There has been, over recent years, a fair accusation that Raymond E Feist’s constant delving into the worlds of Midkemia and Kelewan have become somewhat tedious and repetitive. However his last three books; Talon of the Silverhawk, King of Foxes and Exile’s Return, were a welcome return to form for one of the longest on-going fantasy series. This fresh lease of life in Feist’s writing continues with a new trilogy of books based around the events that occurred in the last three books. For anyone who has yet to pick up a Feist book you’d be advised to start earlier in the series, for those regular readers there is a whole lot to look forward to.
Entitled Flight of the Nighthawks: Darkwar, Feist offers the reader a combination of old and new. No book based in Midkemia will ever, at least for the forseeable future, not include the magician Pug and his ongoing battle against the servants of the Nameless One. Nor can we expect to see the servants of the Namesless One simply disappear, so from the core aspect of the storytelling the reader will know what is coming, how it comes though is a different matter.
Feist’s work has always been epic in nature; the Serpentwar and Riftwar Sagas are prime examples. Both painted fantasy in broad brush strokes of large armies and even larger, more powerful forces. In contrast what made Talon of the Silverhawk so appealing was the closeness, the intimacy as we followed Talon from tribulation to retribution and vengeance. Much more akin to a David Gemmell piece, Talon of the Silverhawk altered Feist’s successful formula to encompass the minutiae in conjunction with the epic. This pattern has become more evident as we followed Talon into the second book King of Foxes and, in an intriguing and well-written twist, Tal’s original enemy, Kaspar of Olasko, in Exile’s Return.

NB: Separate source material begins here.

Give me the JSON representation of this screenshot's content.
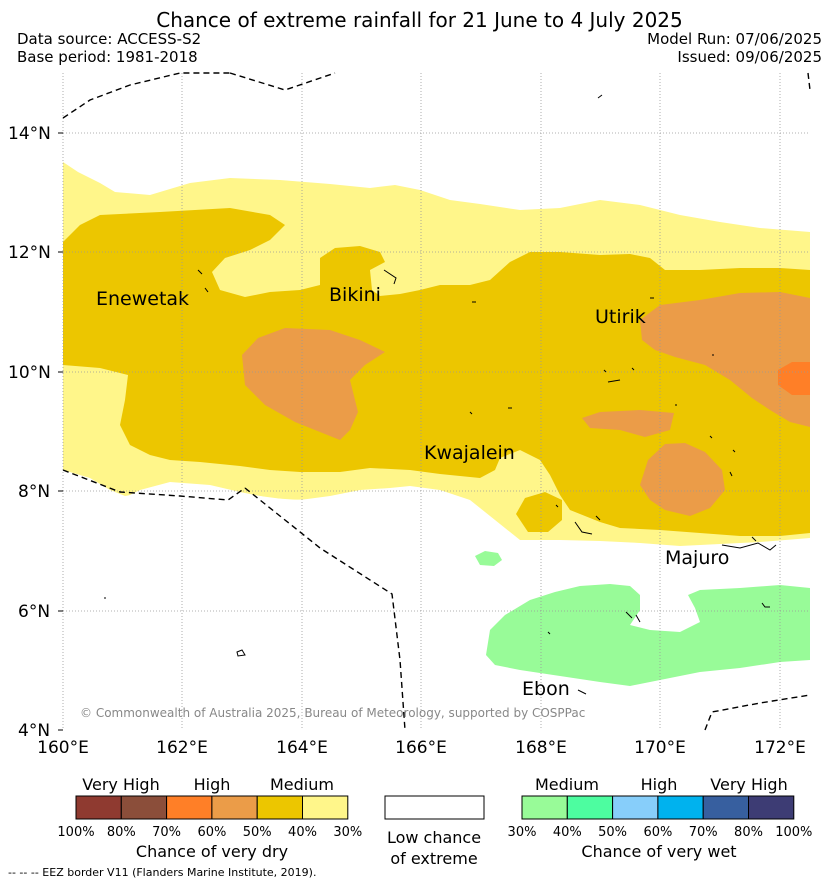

What is also evident in this subtle change of style, is the material drifting away from the Kingdom of the Isles and their monarchy (who dominated his early work), toward a larger and more varied exploration of Triagia and Midkemia itself. In doing so the reader no longer suffers having to work out who each member of the Royal family is and what relation they have with the old favourites Arutha, Martin and Borric the first. This can only be welcomed to a point because Feist’s work still relies so heavily on readers knowing who the main players are. As I mentioned at the start – if you’ve never read a Feist book, I’m at a loss to tell you where to begin. If a few interesting tales are what you’re after, start with Talon of the Silverhawk. If however your looking for a ride spanning multiple generations and worlds then begin, as Lewis Carroll suggested, at the beginning with the classic Magician.

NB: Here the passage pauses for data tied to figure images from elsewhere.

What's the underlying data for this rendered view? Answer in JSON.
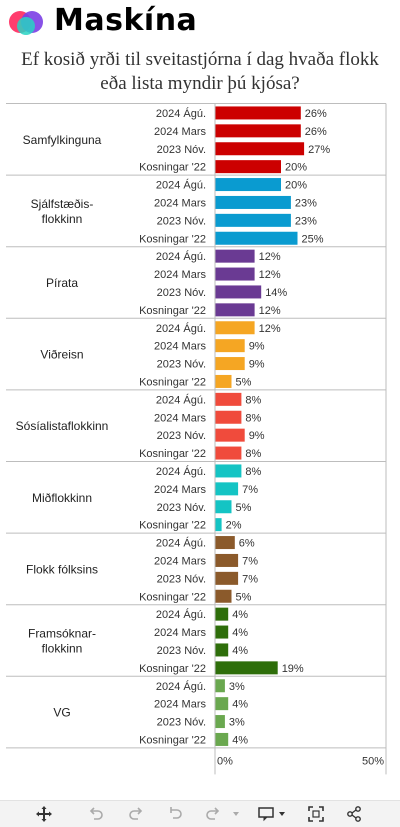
{
  "brand": {
    "name": "Maskína"
  },
  "title": "Ef kosið yrði til sveitastjórna í dag hvaða flokk eða lista myndir þú kjósa?",
  "chart_data": {
    "type": "bar",
    "orientation": "horizontal",
    "value_suffix": "%",
    "xlim": [
      0,
      50
    ],
    "x_ticks": [
      "0%",
      "50%"
    ],
    "grid": false,
    "colors_note": "each party has its own bar color",
    "groups": [
      {
        "name": "Samfylkinguna",
        "lines": [
          "Samfylkinguna"
        ],
        "color": "#cc0000",
        "rows": [
          {
            "label": "2024 Ágú.",
            "value": 26
          },
          {
            "label": "2024 Mars",
            "value": 26
          },
          {
            "label": "2023 Nóv.",
            "value": 27
          },
          {
            "label": "Kosningar '22",
            "value": 20
          }
        ]
      },
      {
        "name": "Sjálfstæðis-flokkinn",
        "lines": [
          "Sjálfstæðis-",
          "flokkinn"
        ],
        "color": "#0a9bd0",
        "rows": [
          {
            "label": "2024 Ágú.",
            "value": 20
          },
          {
            "label": "2024 Mars",
            "value": 23
          },
          {
            "label": "2023 Nóv.",
            "value": 23
          },
          {
            "label": "Kosningar '22",
            "value": 25
          }
        ]
      },
      {
        "name": "Pírata",
        "lines": [
          "Pírata"
        ],
        "color": "#6a3a93",
        "rows": [
          {
            "label": "2024 Ágú.",
            "value": 12
          },
          {
            "label": "2024 Mars",
            "value": 12
          },
          {
            "label": "2023 Nóv.",
            "value": 14
          },
          {
            "label": "Kosningar '22",
            "value": 12
          }
        ]
      },
      {
        "name": "Viðreisn",
        "lines": [
          "Viðreisn"
        ],
        "color": "#f5a623",
        "rows": [
          {
            "label": "2024 Ágú.",
            "value": 12
          },
          {
            "label": "2024 Mars",
            "value": 9
          },
          {
            "label": "2023 Nóv.",
            "value": 9
          },
          {
            "label": "Kosningar '22",
            "value": 5
          }
        ]
      },
      {
        "name": "Sósíalistaflokkinn",
        "lines": [
          "Sósíalistaflokkinn"
        ],
        "color": "#f04b3c",
        "rows": [
          {
            "label": "2024 Ágú.",
            "value": 8
          },
          {
            "label": "2024 Mars",
            "value": 8
          },
          {
            "label": "2023 Nóv.",
            "value": 9
          },
          {
            "label": "Kosningar '22",
            "value": 8
          }
        ]
      },
      {
        "name": "Miðflokkinn",
        "lines": [
          "Miðflokkinn"
        ],
        "color": "#14c4c4",
        "rows": [
          {
            "label": "2024 Ágú.",
            "value": 8
          },
          {
            "label": "2024 Mars",
            "value": 7
          },
          {
            "label": "2023 Nóv.",
            "value": 5
          },
          {
            "label": "Kosningar '22",
            "value": 2
          }
        ]
      },
      {
        "name": "Flokk fólksins",
        "lines": [
          "Flokk fólksins"
        ],
        "color": "#8b5a2b",
        "rows": [
          {
            "label": "2024 Ágú.",
            "value": 6
          },
          {
            "label": "2024 Mars",
            "value": 7
          },
          {
            "label": "2023 Nóv.",
            "value": 7
          },
          {
            "label": "Kosningar '22",
            "value": 5
          }
        ]
      },
      {
        "name": "Framsóknar-flokkinn",
        "lines": [
          "Framsóknar-",
          "flokkinn"
        ],
        "color": "#2e6e0a",
        "rows": [
          {
            "label": "2024 Ágú.",
            "value": 4
          },
          {
            "label": "2024 Mars",
            "value": 4
          },
          {
            "label": "2023 Nóv.",
            "value": 4
          },
          {
            "label": "Kosningar '22",
            "value": 19
          }
        ]
      },
      {
        "name": "VG",
        "lines": [
          "VG"
        ],
        "color": "#6aa84f",
        "rows": [
          {
            "label": "2024 Ágú.",
            "value": 3
          },
          {
            "label": "2024 Mars",
            "value": 4
          },
          {
            "label": "2023 Nóv.",
            "value": 3
          },
          {
            "label": "Kosningar '22",
            "value": 4
          }
        ]
      }
    ]
  },
  "toolbar": {
    "icons": [
      "move-icon",
      "undo-icon",
      "redo-icon",
      "reset-icon",
      "forward-icon",
      "chevron-down-icon",
      "comment-icon",
      "chevron-down-icon",
      "fullscreen-icon",
      "share-icon"
    ]
  }
}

Which leaves one question: What about Flight of the Nighthawks?
If you have read the preceding three books, then it’s more of the same only more frenetic and exciting with a touch of intrigue. Plots involving Leso Varen, the Talnoy and the Gods involvement, particularly the Nameless One, all come to fruition. Some with agreeable conclusions, others with yet more threads left open for the next two books in this trilogy.
The ‘ending’ to this book is a bit annoying but if you read Feist regularly you know what to expect.Nakor’s presence in recent books has been a boon, he is as good a character as Feist has created and his presence alone redeems some of the shortcomings. Interestingly we begin to learn more about how Nakor does his tricks, even though he now no longer sleeps with the codex. This as well as a deeper introduction to Pug’s son, Caleb, keeps Flight of the Nighthawks relatively fresh as the storyline slips into top gear and pounds along at a hectic pace. Effectively this is an in-between book, it answers some of the questions left over from Exile’s Return whilst setting the stage for an even larger battle that will almost certainly consume the next two books. With so many open threads that promise significant danger to not just the Conclave but also both worlds, Kelewan and Midkemia, things are about to get exciting.